When propagating a Calathea  Freddie in water, we've had success with the division method and submerging a node in water. The division method is just gently remove soil to break up the mother plant (original calathea planted in dirt) into two or more smaller parts, where both the crown and roots are left in tact. Some roots are more acclimated to growing in soil than water. If you're propagating using the division method, we recommend cleaning off the dirt roots and trimming a few of them off as the new root system comes in looking cleaner and less messy (overall, more aesthetically pleasing). But, it's totally optional if you decide to leave the roots on.


Then you have our favorite propagation method, which is submerging a node in water. You want to first cut right below where the branches sort of separate from each other. If you look closely, Calathea's have these folds in their branches where leaves shoot out from. A proper cutting would have about 2-4 leaves still attached.

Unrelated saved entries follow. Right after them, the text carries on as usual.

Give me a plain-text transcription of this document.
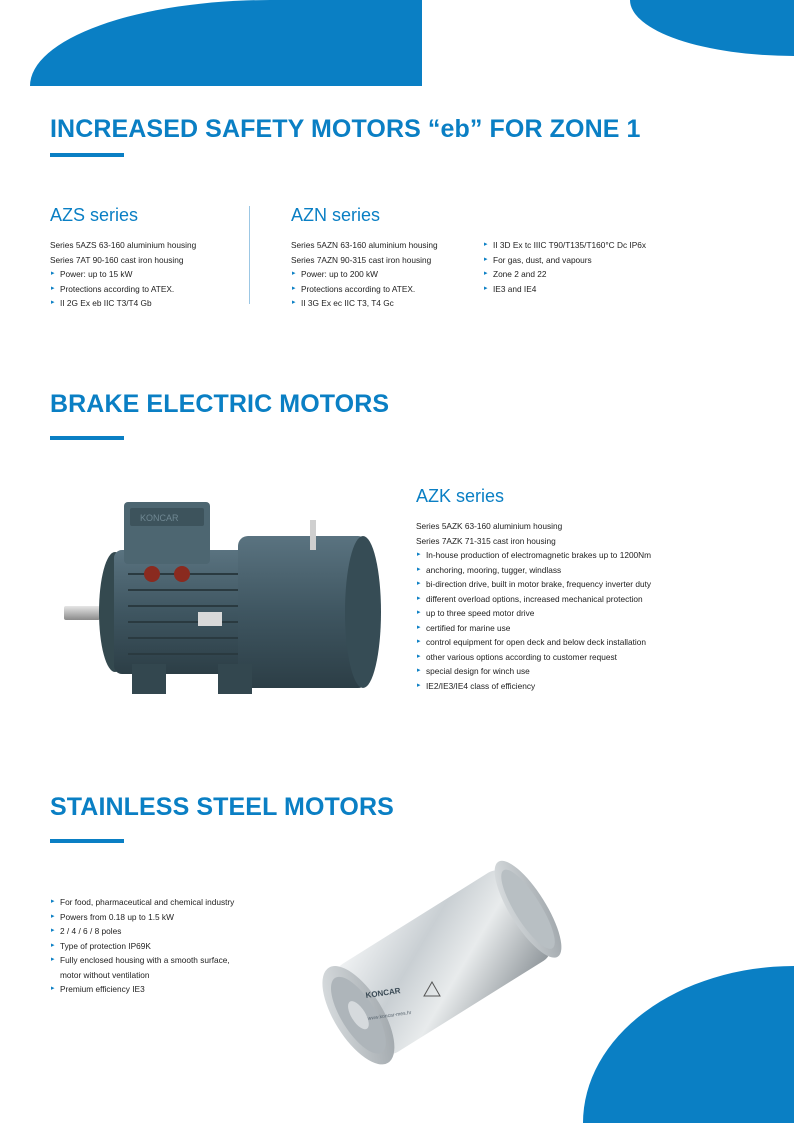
INCREASED SAFETY MOTORS “eb” FOR ZONE 1
AZS series

Series 5AZS 63-160 aluminium housing

Series 7AT 90-160 cast iron housing

▸ Power: up to 15 kW
▸ Protections according to ATEX.
▸ II 2G Ex eb IIC T3/T4 Gb
AZN series

Series 5AZN 63-160 aluminium housing

Series 7AZN 90-315 cast iron housing

▸ Power: up to 200 kW
▸ Protections according to ATEX.
▸ II 3G Ex ec IIC T3, T4 Gc
▸ II 3D Ex tc IIIC T90/T135/T160°C Dc IP6x
▸ For gas, dust, and vapours
▸ Zone 2 and 22
▸ IE3 and IE4
BRAKE ELECTRIC MOTORS
KONCAR
AZK series

Series 5AZK 63-160 aluminium housing

Series 7AZK 71-315 cast iron housing

▸ In-house production of electromagnetic brakes up to 1200Nm
▸ anchoring, mooring, tugger, windlass
▸ bi-direction drive, built in motor brake, frequency inverter duty
▸ different overload options, increased mechanical protection
▸ up to three speed motor drive
▸ certified for marine use
▸ control equipment for open deck and below deck installation
▸ other various options according to customer request
▸ special design for winch use
▸ IE2/IE3/IE4 class of efficiency
STAINLESS STEEL MOTORS
▸ For food, pharmaceutical and chemical industry
▸ Powers from 0.18 up to 1.5 kW
▸ 2 / 4 / 6 / 8 poles
▸ Type of protection IP69K
▸ Fully enclosed housing with a smooth surface,
motor without ventilation
▸ Premium efficiency IE3	KONCAR
www.koncar-mes.hr
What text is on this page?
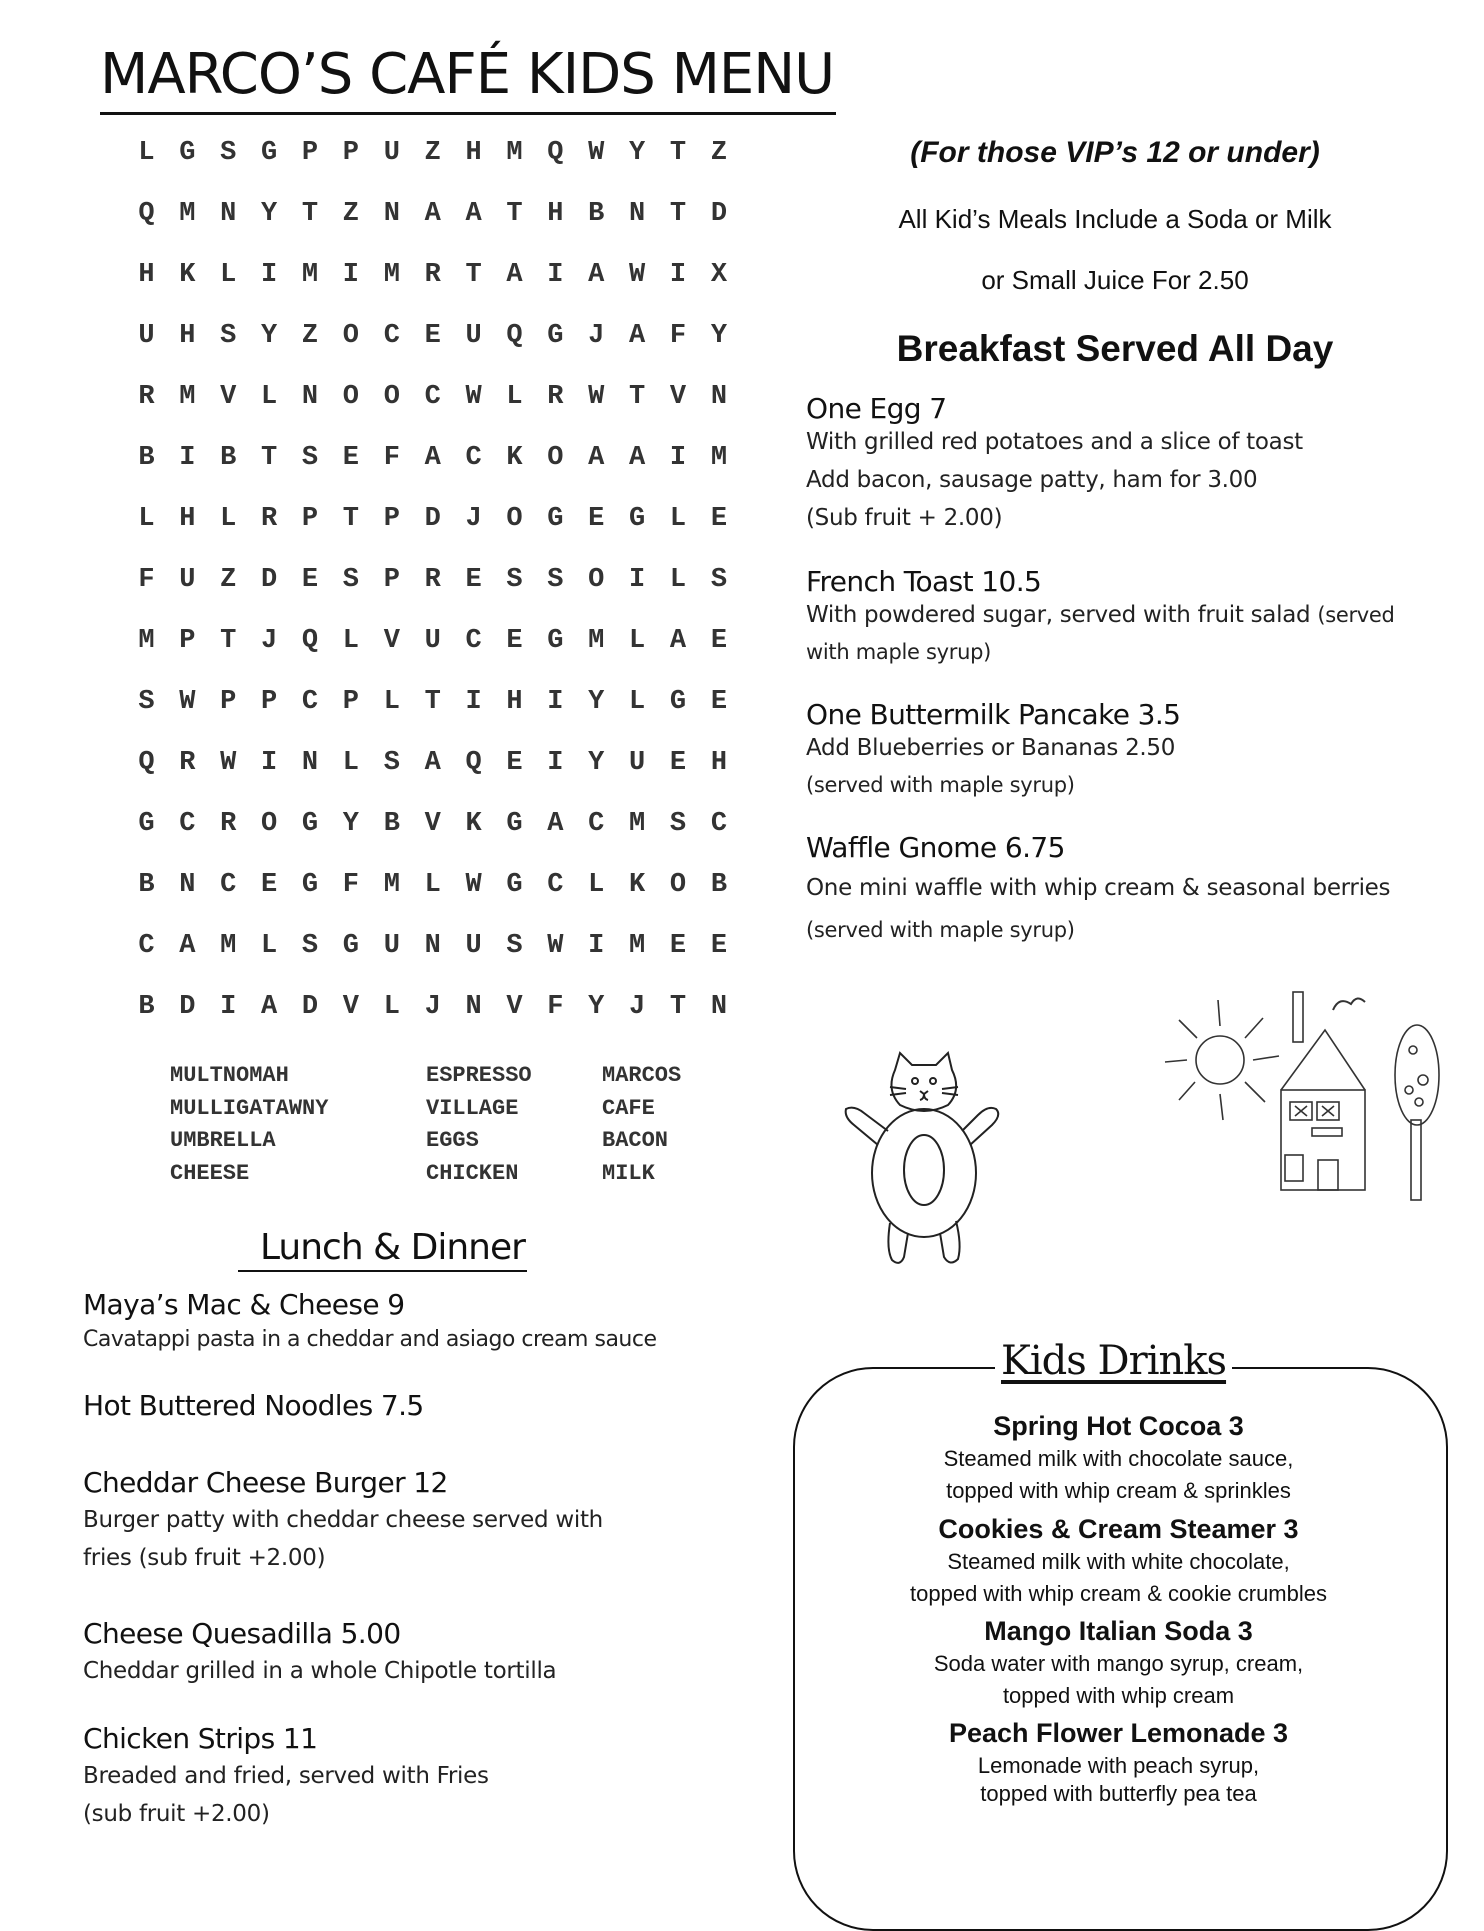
MARCO’S CAFÉ KIDS MENU
L G S G P P U Z H M Q W Y T Z
Q M N Y T Z N A A T H B N T D
H K L I M I M R T A I A W I X
U H S Y Z O C E U Q G J A F Y
R M V L N O O C W L R W T V N
B I B T S E F A C K O A A I M
L H L R P T P D J O G E G L E
F U Z D E S P R E S S O I L S
M P T J Q L V U C E G M L A E
S W P P C P L T I H I Y L G E
Q R W I N L S A Q E I Y U E H
G C R O G Y B V K G A C M S C
B N C E G F M L W G C L K O B
C A M L S G U N U S W I M E E
B D I A D V L J N V F Y J T N
MULTNOMAH
MULLIGATAWNY
UMBRELLA
CHEESE
ESPRESSO
VILLAGE
EGGS
CHICKEN
MARCOS
CAFE
BACON
MILK
(For those VIP’s 12 or under)
All Kid’s Meals Include a Soda or Milk
or Small Juice For 2.50
Breakfast Served All Day
One Egg 7
With grilled red potatoes and a slice of toast
Add bacon, sausage patty, ham for 3.00
(Sub fruit + 2.00)
French Toast 10.5
With powdered sugar, served with fruit salad (served
with maple syrup)
One Buttermilk Pancake 3.5
Add Blueberries or Bananas 2.50
(served with maple syrup)
Waffle Gnome 6.75
One mini waffle with whip cream & seasonal berries
(served with maple syrup)
Lunch & Dinner
Maya’s Mac & Cheese 9
Cavatappi pasta in a cheddar and asiago cream sauce
Hot Buttered Noodles 7.5
Cheddar Cheese Burger 12
Burger patty with cheddar cheese served with
fries (sub fruit +2.00)
Cheese Quesadilla 5.00
Cheddar grilled in a whole Chipotle tortilla
Chicken Strips 11
Breaded and fried, served with Fries
(sub fruit +2.00)
Kids Drinks
Spring Hot Cocoa 3
Steamed milk with chocolate sauce,
topped with whip cream & sprinkles
Cookies & Cream Steamer 3
Steamed milk with white chocolate,
topped with whip cream & cookie crumbles
Mango Italian Soda 3
Soda water with mango syrup, cream,
topped with whip cream
Peach Flower Lemonade 3
Lemonade with peach syrup,
topped with butterfly pea tea
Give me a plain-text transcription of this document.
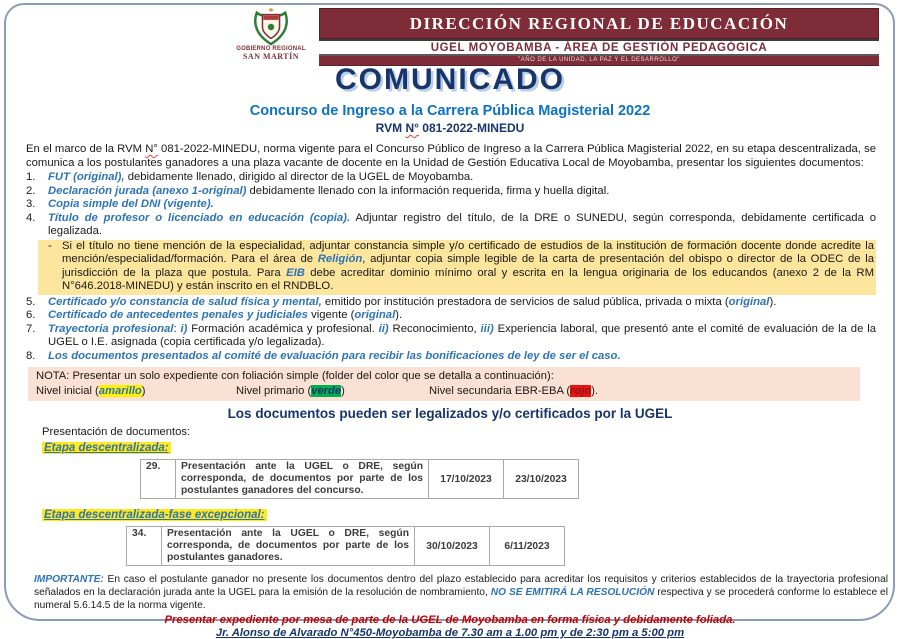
GOBIERNO REGIONAL
SAN MARTÍN
DIRECCIÓN REGIONAL DE EDUCACIÓN
UGEL MOYOBAMBA - ÁREA DE GESTIÓN PEDAGÓGICA
"AÑO DE LA UNIDAD, LA PAZ Y EL DESARROLLO"
COMUNICADO
Concurso de Ingreso a la Carrera Pública Magisterial 2022
RVM N° 081-2022-MINEDU
En el marco de la RVM N° 081-2022-MINEDU, norma vigente para el Concurso Público de Ingreso a la Carrera Pública Magisterial 2022, en su etapa descentralizada, se comunica a los postulantes ganadores a una plaza vacante de docente en la Unidad de Gestión Educativa Local de Moyobamba, presentar los siguientes documentos:
1.	FUT (original), debidamente llenado, dirigido al director de la UGEL de Moyobamba.
2.	Declaración jurada (anexo 1-original) debidamente llenado con la información requerida, firma y huella digital.
3.	Copia simple del DNI (vigente).
4.	Título de profesor o licenciado en educación (copia). Adjuntar registro del título, de la DRE o SUNEDU, según corresponda, debidamente certificada o legalizada.
- Si el título no tiene mención de la especialidad, adjuntar constancia simple y/o certificado de estudios de la institución de formación docente donde acredite la mención/especialidad/formación. Para el área de Religión, adjuntar copia simple legible de la carta de presentación del obispo o director de la ODEC de la jurisdicción de la plaza que postula. Para EIB debe acreditar dominio mínimo oral y escrita en la lengua originaria de los educandos (anexo 2 de la RM N°646.2018-MINEDU) y están inscrito en el RNDBLO.
5.	Certificado y/o constancia de salud física y mental, emitido por institución prestadora de servicios de salud pública, privada o mixta (original).
6.	Certificado de antecedentes penales y judiciales vigente (original).
7.	Trayectoria profesional: i) Formación académica y profesional. ii) Reconocimiento, iii) Experiencia laboral, que presentó ante el comité de evaluación de la de la UGEL o I.E. asignada (copia certificada y/o legalizada).
8.	Los documentos presentados al comité de evaluación para recibir las bonificaciones de ley de ser el caso.
NOTA: Presentar un solo expediente con foliación simple (folder del color que se detalla a continuación):
Nivel inicial (amarillo)	Nivel primario (verde)	Nivel secundaria EBR-EBA (rojo).
Los documentos pueden ser legalizados y/o certificados por la UGEL
Presentación de documentos:
Etapa descentralizada:
29.	Presentación ante la UGEL o DRE, según corresponda, de documentos por parte de los postulantes ganadores del concurso.	17/10/2023	23/10/2023
Etapa descentralizada-fase excepcional:
34.	Presentación ante la UGEL o DRE, según corresponda, de documentos por parte de los postulantes ganadores.	30/10/2023	6/11/2023
IMPORTANTE: En caso el postulante ganador no presente los documentos dentro del plazo establecido para acreditar los requisitos y criterios establecidos de la trayectoria profesional señalados en la declaración jurada ante la UGEL para la emisión de la resolución de nombramiento, NO SE EMITIRÁ LA RESOLUCIÓN respectiva y se procederá conforme lo establece el numeral 5.6.14.5 de la norma vigente.
Presentar expediente por mesa de parte de la UGEL de Moyobamba en forma física y debidamente foliada.
Jr. Alonso de Alvarado N°450-Moyobamba de 7.30 am a 1.00 pm y de 2:30 pm a 5:00 pm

After about 4-8 weeks, you should see your calathea sprouting thin, hair-like roots! With the proper care and attention, you'll be sure to see new leaf growth in no time. 

Common issues & care info


Curling Leaves

Identification: Leaves are curling (even in the daytime), leaves may be brown and crispy at the tips 

Cause: Not enough humidity, Too much exposure to bright light

How to treat: Examine the root system to make sure that your plant is healthy and try to move your Prayer plant away from a bright light source. If your plant is experiencing brown tips and/or spotting, we recommend a daily misting that will replenish the humidity levels that your plant needs.


Brown Blotches On Leaves or Burnt Tips

Identification: Brown spotting on leaves, Color on leaves may also look washed out

Cause: Too much exposure to bright light

How to treat: Move your Prayer plant further away from a direct sunlight source (i.e., a bright window) or places with cold drafts. You may have to play around with different areas to find the perfect lighting for your plant to thrive in. Calathea Makoyana loves moisture so try to mist it with lukewarm water regularly.